Statement of WGA and AMPTP
LOS ANGELES — The Writers Guild of America, West (WGAW) and the Writers Guild of America, East (WGAE) have issued the following statement today:
On Wednesday, January 23, the Writers Guild of America and the Alliance of Motion Picture and Television Producers will begin informal discussions to determine if there is a basis for both parties to return to formal negotiations. Both the AMPTP and the WGA have agreed to make no public comments about the informal discussions until those discussions have concluded.
The Writers Guild of America, West (WGAW) and the Writers Guild of America, East (WGAE) represent writers in the motion picture, broadcast, cable, and new media industries in both entertainment and news. For more information about the Writers Guild of America, West, please visit www.wga.org. For more information about the Writers Guild of America, East, please visit: www.wgaeast.org.

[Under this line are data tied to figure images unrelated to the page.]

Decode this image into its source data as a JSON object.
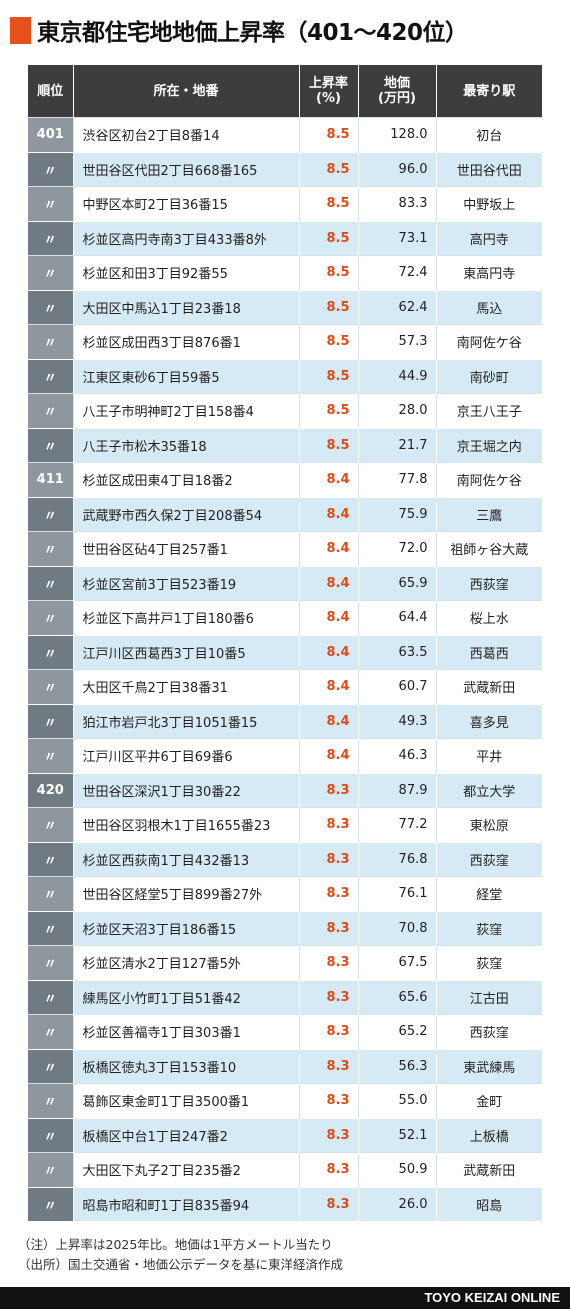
{
  "title": "東京都住宅地地価上昇率（401〜420位）",
  "colors": {
    "accent": "#e8501b",
    "header_bg": "#3d3d3d",
    "row_alt": "#d6eaf6",
    "rate_text": "#e04a17"
  },
  "table": {
    "headers": [
      "順位",
      "所在・地番",
      "上昇率\n(%)",
      "地価\n(万円)",
      "最寄り駅"
    ],
    "rows": [
      [
        "401",
        "渋谷区初台2丁目8番14",
        "8.5",
        "128.0",
        "初台"
      ],
      [
        "〃",
        "世田谷区代田2丁目668番165",
        "8.5",
        "96.0",
        "世田谷代田"
      ],
      [
        "〃",
        "中野区本町2丁目36番15",
        "8.5",
        "83.3",
        "中野坂上"
      ],
      [
        "〃",
        "杉並区高円寺南3丁目433番8外",
        "8.5",
        "73.1",
        "高円寺"
      ],
      [
        "〃",
        "杉並区和田3丁目92番55",
        "8.5",
        "72.4",
        "東高円寺"
      ],
      [
        "〃",
        "大田区中馬込1丁目23番18",
        "8.5",
        "62.4",
        "馬込"
      ],
      [
        "〃",
        "杉並区成田西3丁目876番1",
        "8.5",
        "57.3",
        "南阿佐ケ谷"
      ],
      [
        "〃",
        "江東区東砂6丁目59番5",
        "8.5",
        "44.9",
        "南砂町"
      ],
      [
        "〃",
        "八王子市明神町2丁目158番4",
        "8.5",
        "28.0",
        "京王八王子"
      ],
      [
        "〃",
        "八王子市松木35番18",
        "8.5",
        "21.7",
        "京王堀之内"
      ],
      [
        "411",
        "杉並区成田東4丁目18番2",
        "8.4",
        "77.8",
        "南阿佐ケ谷"
      ],
      [
        "〃",
        "武蔵野市西久保2丁目208番54",
        "8.4",
        "75.9",
        "三鷹"
      ],
      [
        "〃",
        "世田谷区砧4丁目257番1",
        "8.4",
        "72.0",
        "祖師ヶ谷大蔵"
      ],
      [
        "〃",
        "杉並区宮前3丁目523番19",
        "8.4",
        "65.9",
        "西荻窪"
      ],
      [
        "〃",
        "杉並区下高井戸1丁目180番6",
        "8.4",
        "64.4",
        "桜上水"
      ],
      [
        "〃",
        "江戸川区西葛西3丁目10番5",
        "8.4",
        "63.5",
        "西葛西"
      ],
      [
        "〃",
        "大田区千鳥2丁目38番31",
        "8.4",
        "60.7",
        "武蔵新田"
      ],
      [
        "〃",
        "狛江市岩戸北3丁目1051番15",
        "8.4",
        "49.3",
        "喜多見"
      ],
      [
        "〃",
        "江戸川区平井6丁目69番6",
        "8.4",
        "46.3",
        "平井"
      ],
      [
        "420",
        "世田谷区深沢1丁目30番22",
        "8.3",
        "87.9",
        "都立大学"
      ],
      [
        "〃",
        "世田谷区羽根木1丁目1655番23",
        "8.3",
        "77.2",
        "東松原"
      ],
      [
        "〃",
        "杉並区西荻南1丁目432番13",
        "8.3",
        "76.8",
        "西荻窪"
      ],
      [
        "〃",
        "世田谷区経堂5丁目899番27外",
        "8.3",
        "76.1",
        "経堂"
      ],
      [
        "〃",
        "杉並区天沼3丁目186番15",
        "8.3",
        "70.8",
        "荻窪"
      ],
      [
        "〃",
        "杉並区清水2丁目127番5外",
        "8.3",
        "67.5",
        "荻窪"
      ],
      [
        "〃",
        "練馬区小竹町1丁目51番42",
        "8.3",
        "65.6",
        "江古田"
      ],
      [
        "〃",
        "杉並区善福寺1丁目303番1",
        "8.3",
        "65.2",
        "西荻窪"
      ],
      [
        "〃",
        "板橋区徳丸3丁目153番10",
        "8.3",
        "56.3",
        "東武練馬"
      ],
      [
        "〃",
        "葛飾区東金町1丁目3500番1",
        "8.3",
        "55.0",
        "金町"
      ],
      [
        "〃",
        "板橋区中台1丁目247番2",
        "8.3",
        "52.1",
        "上板橋"
      ],
      [
        "〃",
        "大田区下丸子2丁目235番2",
        "8.3",
        "50.9",
        "武蔵新田"
      ],
      [
        "〃",
        "昭島市昭和町1丁目835番94",
        "8.3",
        "26.0",
        "昭島"
      ]
    ]
  },
  "notes": [
    "（注）上昇率は2025年比。地価は1平方メートル当たり",
    "（出所）国土交通省・地価公示データを基に東洋経済作成"
  ],
  "footer": "TOYO KEIZAI ONLINE"
}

The Wall Street Journal has an article about “showrunners”, writers who are also producers on their shows going back to work, inspite of the writer’s strike. The reason? Well, there are two. First, they’re getting “breach of contract” letters since they haven’t been showing up for work to do their producing work. Second, they want to make sure that the integrity of the show they’re working on remains intact, and doesn’t go off in a direction they don’t want it to go in.
Who’s one of the people returning to work?
One of the most high-profile to return to producing is Carlton Cuse, a member of the WGA’s negotiating committee who is a showrunner and writer for ABC’s “Lost.” He plans to do some postproduction for the eight episodes of “Lost” that have been shot, he says. “We feel we owe that to our fans,” he says. “We would harm our franchise if we didn’t do it ourselves.”
The studios have put these people in a hard position. Get sued if they don’t fulfill their contract obligations, and maybe have a show turned over to people that aren’t going to do the show the way it was intended. For LOST, I think handing it over to others would be a real disaster, and I think Cuse is doing the right thing.